Delving again into the powerful nature of Pete Eldridge’s brand of East Coastism, almost like pointlessly dwelling on Rick Ross’ correctional officer past, is probably not necessary for the purposes of this space. So instead let us pay tribute to the lesser-loved nuggets of eras past that Eldridge makes look timeless, including but not limited to crew-neck sweatshirts, blue jeans and switch b/s tailslide shove-its. And it’s fair to say he’s earned the video clip incentives due from all those gratuitous triple-stripe shots for his switch f/s k-grind, as well as tangling wrong-handed with a rail in the rain while a certain former law enforcement official heaves away in the background about masturbating and his perspiring groin.
“Hallelujah” is said to be the 22nd video by Transworld, which is enough to make the likes of certain absentee blogmongers feel a coming rain in their weary ankle bones, but more surprising than the long-livedness of this franchise is how they’ve managed to mostly maintain the good portions of the formula (A-list and oughtta-be-A-list dudes, grab-bag of styles/approaches, production value, general effort and soundtrack budgets affording the likes of Bill Leonard Roberts II) while sooner or later ditching the tiresome (lengthy intros, too many montages, THE VOICEOVERS). Thought about making a labored comparison to a band like AC/DC that hit its stride after the first couple go-rounds and has since mostly held up its legacy by sticking to what they do best, or a reliably reliable TV series that went on for decades like maybe “Bonanza,” but not sure either one really works. Year in and year out TWS vids are at worst worth watching twice and at best one of the better efforts of the year, which this one could be unless “Stay Gold” is scored entirely to “Teflon Don.”

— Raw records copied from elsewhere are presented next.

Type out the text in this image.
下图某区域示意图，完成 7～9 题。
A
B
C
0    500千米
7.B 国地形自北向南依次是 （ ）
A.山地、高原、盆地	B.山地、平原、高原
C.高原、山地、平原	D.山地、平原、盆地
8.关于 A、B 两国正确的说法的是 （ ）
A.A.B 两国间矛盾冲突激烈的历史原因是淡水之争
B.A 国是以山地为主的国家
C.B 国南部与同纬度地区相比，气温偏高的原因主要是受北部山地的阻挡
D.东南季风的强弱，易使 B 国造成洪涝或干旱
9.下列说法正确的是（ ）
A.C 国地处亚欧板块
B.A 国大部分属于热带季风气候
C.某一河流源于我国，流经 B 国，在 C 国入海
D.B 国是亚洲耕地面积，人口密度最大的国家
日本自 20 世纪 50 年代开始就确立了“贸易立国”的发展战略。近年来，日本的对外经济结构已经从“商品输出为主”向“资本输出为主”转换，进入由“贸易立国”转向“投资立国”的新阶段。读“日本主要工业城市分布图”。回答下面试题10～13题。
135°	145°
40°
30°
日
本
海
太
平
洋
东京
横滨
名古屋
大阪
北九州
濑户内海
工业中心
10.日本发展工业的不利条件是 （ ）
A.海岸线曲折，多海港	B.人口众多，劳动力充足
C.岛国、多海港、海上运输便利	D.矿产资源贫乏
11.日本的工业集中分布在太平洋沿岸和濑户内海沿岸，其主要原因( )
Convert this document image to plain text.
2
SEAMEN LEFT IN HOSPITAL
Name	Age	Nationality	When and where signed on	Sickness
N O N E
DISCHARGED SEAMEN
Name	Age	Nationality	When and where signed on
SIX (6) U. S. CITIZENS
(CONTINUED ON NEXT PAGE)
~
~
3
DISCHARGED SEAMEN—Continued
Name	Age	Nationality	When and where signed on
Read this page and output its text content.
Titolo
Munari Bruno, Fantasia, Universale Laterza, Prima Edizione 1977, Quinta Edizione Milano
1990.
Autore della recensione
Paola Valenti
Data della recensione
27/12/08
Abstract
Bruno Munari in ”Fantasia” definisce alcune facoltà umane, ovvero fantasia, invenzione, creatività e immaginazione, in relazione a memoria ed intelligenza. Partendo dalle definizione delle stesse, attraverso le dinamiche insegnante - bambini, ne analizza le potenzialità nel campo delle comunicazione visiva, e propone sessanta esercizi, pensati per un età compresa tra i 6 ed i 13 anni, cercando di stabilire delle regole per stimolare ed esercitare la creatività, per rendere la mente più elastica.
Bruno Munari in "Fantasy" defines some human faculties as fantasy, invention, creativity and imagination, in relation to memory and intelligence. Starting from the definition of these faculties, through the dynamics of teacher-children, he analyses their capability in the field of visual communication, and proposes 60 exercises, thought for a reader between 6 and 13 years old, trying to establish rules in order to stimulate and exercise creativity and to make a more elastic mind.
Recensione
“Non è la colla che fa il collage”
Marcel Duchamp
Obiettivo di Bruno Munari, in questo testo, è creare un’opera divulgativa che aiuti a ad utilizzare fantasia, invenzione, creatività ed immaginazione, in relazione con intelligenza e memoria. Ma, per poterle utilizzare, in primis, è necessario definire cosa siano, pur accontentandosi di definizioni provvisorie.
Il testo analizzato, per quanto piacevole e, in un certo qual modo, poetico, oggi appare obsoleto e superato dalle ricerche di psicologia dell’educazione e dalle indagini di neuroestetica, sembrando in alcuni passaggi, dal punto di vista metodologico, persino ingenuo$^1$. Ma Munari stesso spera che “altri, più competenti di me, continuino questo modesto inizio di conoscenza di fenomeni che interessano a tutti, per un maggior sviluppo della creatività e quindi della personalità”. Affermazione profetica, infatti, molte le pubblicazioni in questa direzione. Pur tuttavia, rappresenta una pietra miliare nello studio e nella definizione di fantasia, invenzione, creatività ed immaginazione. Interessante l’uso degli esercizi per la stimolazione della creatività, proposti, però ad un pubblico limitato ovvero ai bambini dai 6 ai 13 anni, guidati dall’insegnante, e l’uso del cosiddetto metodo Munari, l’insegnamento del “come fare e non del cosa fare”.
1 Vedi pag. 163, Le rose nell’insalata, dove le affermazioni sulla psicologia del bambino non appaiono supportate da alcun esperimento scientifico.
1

The TWS vids occasionally go some distance toward making dudes’ careers and this time I found myself growing bullish on the Decenzo bros, this being the second dose of Canada’s late-aughts answer to Jeremy and Jonas. Kind of digging the unvarnished brand of rail-chomping they pursue, helped by how they apparently look for new and harder tricks to take down the rails even if they don’t wind up looking that great (nollie barley grind was impressive for real though). Rollercoaster lipslide looked fun. Taylor Bingaman’s nollie b/s 5-0 down that great big round rail just looked scary.
Someone on the Slap board described backside slider to backside flipper and noted teal fan Tyler Bledsoe as Alien’s answer to Sean Malto, which is accurate enough in its way, and it’s nice to see him do some more lines here than in “Mind Field.” Thinking in particular the tail, smith grind, kickflip sequence, a thoughtful turn that reminded me of teammate Arto’s opening runs in “Sorry.” This section seems meant as Bledsoe’s pro bow (and he has a beaut of a debut graphic) but the “Hallelujah” choirmaster has to be the increasingly hairy Torey Pudwill… his “Dudesx3” part served as a notice of arrival and here he appears intent on pushing his freakish powers to the limit of video-gamedom with all those kickflips in the midst of ledge combos and generally lazer flipping whatever frightening jump is in front of him. The arms still flap now and then but the unhinged look has a way of making some of these moves a teeny bit more realistic, or at least justifiably hard, and on some of those __ kickflip __ things you have a hard time imagining anybody else doing them, which is saying something nowadays.